Be it the elusive giant forest hog or the handsome Uganda kob, Queen Elizabeth national park offers a superb safari where almost 100 mammal species and a remarkable 606 bird species makes this aone of the most interesting tourist destinations on the Mweya Peninsula.

Friday, April 30, 2010
Flamingoes at Queen Elizabeth

Be it the elusive giant forest hog or the handsome Uganda kob, Queen Elizabeth national park offers a superb safari where almost 100 mammal species and a remarkable 606 bird species makes this aone of the most interesting tourist destinations on the Mweya Peninsula.

The beauty does not stop at that. Tree-climbing lions, habituated chimps, graceful pink flamingos, a variety of forest monkeys and birds, and flocks of flamingo will add to the marvelous waterfront setting in the shadow of the Rwenzori Mountain.

Within is a spectacular variety of attractions - volcanic cones and deep craters, many with crater lakes such as Lake Katwe, from which salt is extracted, the Maramagambo Forest and borders Kigezi Game Reserve, Kyambura Game Reserve and Kibale National Park.

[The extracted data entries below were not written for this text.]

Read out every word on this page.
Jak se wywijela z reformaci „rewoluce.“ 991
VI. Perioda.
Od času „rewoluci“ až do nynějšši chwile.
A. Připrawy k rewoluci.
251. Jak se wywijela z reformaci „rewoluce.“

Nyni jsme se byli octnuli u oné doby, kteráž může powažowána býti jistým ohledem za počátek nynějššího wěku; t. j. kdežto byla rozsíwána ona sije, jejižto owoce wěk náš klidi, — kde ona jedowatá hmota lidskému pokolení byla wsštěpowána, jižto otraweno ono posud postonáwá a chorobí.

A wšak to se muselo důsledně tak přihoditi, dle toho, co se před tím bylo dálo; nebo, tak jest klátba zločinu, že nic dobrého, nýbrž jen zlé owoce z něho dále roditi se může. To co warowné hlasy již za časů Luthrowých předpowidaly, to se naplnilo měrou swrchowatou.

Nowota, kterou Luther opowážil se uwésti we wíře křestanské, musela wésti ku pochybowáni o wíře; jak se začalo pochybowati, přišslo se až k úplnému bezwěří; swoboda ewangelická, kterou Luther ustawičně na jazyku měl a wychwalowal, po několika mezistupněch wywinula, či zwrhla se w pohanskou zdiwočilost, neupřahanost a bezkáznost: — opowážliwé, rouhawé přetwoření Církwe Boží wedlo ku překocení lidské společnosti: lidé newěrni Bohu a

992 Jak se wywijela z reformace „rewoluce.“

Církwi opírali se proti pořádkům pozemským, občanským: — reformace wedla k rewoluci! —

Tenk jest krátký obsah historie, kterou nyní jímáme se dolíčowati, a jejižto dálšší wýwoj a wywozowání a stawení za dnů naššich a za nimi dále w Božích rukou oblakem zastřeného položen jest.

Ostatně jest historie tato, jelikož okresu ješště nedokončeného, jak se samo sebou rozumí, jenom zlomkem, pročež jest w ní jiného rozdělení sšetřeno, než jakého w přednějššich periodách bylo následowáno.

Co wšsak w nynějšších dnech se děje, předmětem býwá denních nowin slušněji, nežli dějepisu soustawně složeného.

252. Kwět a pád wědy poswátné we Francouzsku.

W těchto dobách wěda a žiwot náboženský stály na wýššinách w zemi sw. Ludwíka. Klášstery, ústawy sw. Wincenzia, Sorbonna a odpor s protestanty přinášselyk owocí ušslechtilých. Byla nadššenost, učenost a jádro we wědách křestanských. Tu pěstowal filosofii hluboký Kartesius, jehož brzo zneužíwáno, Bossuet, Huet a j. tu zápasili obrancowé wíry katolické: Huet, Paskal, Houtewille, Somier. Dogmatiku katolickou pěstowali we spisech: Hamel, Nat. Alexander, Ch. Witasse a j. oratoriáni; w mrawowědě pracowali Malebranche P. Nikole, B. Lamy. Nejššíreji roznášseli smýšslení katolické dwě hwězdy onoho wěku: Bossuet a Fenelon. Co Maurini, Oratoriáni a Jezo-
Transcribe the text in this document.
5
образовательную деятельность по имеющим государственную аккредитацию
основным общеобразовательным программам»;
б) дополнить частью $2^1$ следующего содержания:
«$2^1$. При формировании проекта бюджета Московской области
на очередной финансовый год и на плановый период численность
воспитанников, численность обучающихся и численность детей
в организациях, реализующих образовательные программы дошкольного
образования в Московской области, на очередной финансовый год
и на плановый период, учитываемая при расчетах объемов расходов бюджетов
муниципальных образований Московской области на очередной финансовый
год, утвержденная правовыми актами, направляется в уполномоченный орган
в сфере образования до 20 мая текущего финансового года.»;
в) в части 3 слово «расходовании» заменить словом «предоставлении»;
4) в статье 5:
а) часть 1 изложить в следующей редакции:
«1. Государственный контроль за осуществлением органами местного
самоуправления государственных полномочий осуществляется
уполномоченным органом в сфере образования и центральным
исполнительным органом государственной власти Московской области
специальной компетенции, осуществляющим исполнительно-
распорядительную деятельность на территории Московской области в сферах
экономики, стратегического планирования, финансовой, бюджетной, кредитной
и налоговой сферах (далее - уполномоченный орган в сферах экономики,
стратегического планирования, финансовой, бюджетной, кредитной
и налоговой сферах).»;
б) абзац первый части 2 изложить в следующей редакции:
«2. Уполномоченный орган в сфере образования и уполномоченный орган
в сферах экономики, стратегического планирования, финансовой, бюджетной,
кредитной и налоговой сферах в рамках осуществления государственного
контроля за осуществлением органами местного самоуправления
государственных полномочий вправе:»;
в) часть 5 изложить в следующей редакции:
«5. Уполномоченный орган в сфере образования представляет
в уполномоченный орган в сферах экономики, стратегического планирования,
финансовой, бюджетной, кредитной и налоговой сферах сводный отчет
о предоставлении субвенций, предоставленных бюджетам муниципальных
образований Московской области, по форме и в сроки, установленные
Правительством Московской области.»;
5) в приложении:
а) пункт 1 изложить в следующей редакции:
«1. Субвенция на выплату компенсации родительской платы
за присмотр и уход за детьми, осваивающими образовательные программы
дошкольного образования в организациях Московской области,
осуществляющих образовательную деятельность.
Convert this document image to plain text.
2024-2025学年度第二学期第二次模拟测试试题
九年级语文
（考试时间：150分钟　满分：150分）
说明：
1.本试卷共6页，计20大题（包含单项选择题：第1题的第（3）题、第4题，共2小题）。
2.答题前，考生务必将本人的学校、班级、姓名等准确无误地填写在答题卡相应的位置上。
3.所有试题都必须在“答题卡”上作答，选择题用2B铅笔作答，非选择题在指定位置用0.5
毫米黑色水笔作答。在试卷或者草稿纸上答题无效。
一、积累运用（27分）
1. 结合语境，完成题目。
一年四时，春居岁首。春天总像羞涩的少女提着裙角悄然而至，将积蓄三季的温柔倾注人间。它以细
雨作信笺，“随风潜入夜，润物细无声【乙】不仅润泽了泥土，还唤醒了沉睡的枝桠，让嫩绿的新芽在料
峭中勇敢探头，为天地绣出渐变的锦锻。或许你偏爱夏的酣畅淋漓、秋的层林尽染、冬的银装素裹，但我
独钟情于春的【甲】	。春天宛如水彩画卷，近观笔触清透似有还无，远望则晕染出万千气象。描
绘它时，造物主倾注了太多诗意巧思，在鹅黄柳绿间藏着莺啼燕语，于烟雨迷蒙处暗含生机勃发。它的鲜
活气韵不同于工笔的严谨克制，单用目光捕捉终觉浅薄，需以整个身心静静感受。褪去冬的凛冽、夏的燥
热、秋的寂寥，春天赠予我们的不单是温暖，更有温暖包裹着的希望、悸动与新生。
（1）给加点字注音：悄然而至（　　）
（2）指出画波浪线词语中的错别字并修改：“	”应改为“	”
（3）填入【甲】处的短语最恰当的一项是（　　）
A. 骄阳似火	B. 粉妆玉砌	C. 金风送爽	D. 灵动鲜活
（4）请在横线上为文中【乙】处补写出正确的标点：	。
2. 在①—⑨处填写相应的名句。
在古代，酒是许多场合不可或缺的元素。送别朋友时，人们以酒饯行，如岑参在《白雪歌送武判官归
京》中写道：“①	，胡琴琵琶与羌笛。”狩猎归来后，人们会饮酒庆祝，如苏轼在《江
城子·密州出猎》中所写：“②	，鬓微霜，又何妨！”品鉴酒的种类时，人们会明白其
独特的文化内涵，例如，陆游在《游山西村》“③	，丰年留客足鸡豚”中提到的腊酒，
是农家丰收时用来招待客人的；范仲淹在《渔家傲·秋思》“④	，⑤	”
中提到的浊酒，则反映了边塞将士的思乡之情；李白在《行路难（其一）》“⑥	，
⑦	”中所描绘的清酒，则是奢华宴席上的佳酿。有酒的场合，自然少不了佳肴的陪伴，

The park also enjoys a stunning location on the rift valley floor between Lakes Edward and George where a mosaic of habitats the remarkable number of mammal and bird species.

The 40km-long Kazinga channel that connects Lake George to Lake Edward provides the park’s prime wildlife spectacle, attracting large numbers of birds, mammals and reptiles year round.

These can be seen from two covered launches, Topi and Simba that cruise between Mweya Jetty and the channel’s entrance into Lake Edward.

In 1952, Douglas Willocks thought that the area had everything - the blue Rwenzori exploded from the plain, a composite, jagged mass of mountains, sixty miles long and forty wide and looking in certain lights as if you could reach out and touch them.

Across Lake Edward to the west, the Mitumbe hills stood sentinel on the Congo, blue too in the long sight but in the closer green, wooded, precipitous, unfriendly and epitomizing darkest Africa.

The eastern boundary of this possible park was marked by the calm green escarpment of the western Rift Valley.

And between all the hills, mountains and lakes was endless savannah, its constantly repeated motif the branched cactus arms of the candelabra euphorbia tree. No wonder his description helped the area to become a park.

The main camp at Mweya is attractively positioned with fine views of the Rwenzori Mountains amber of widespread bush species may be seen in the vicinity of the airstrip watch for African Mourning Dove, Grey-headed Kingfisher, Swamp Fly-catcher, Grey-capped Warbler, to name but a few.

Located in western Uganda, the park is 376 kilometres and six hours by road, from Kampala and about four hours from Kigali.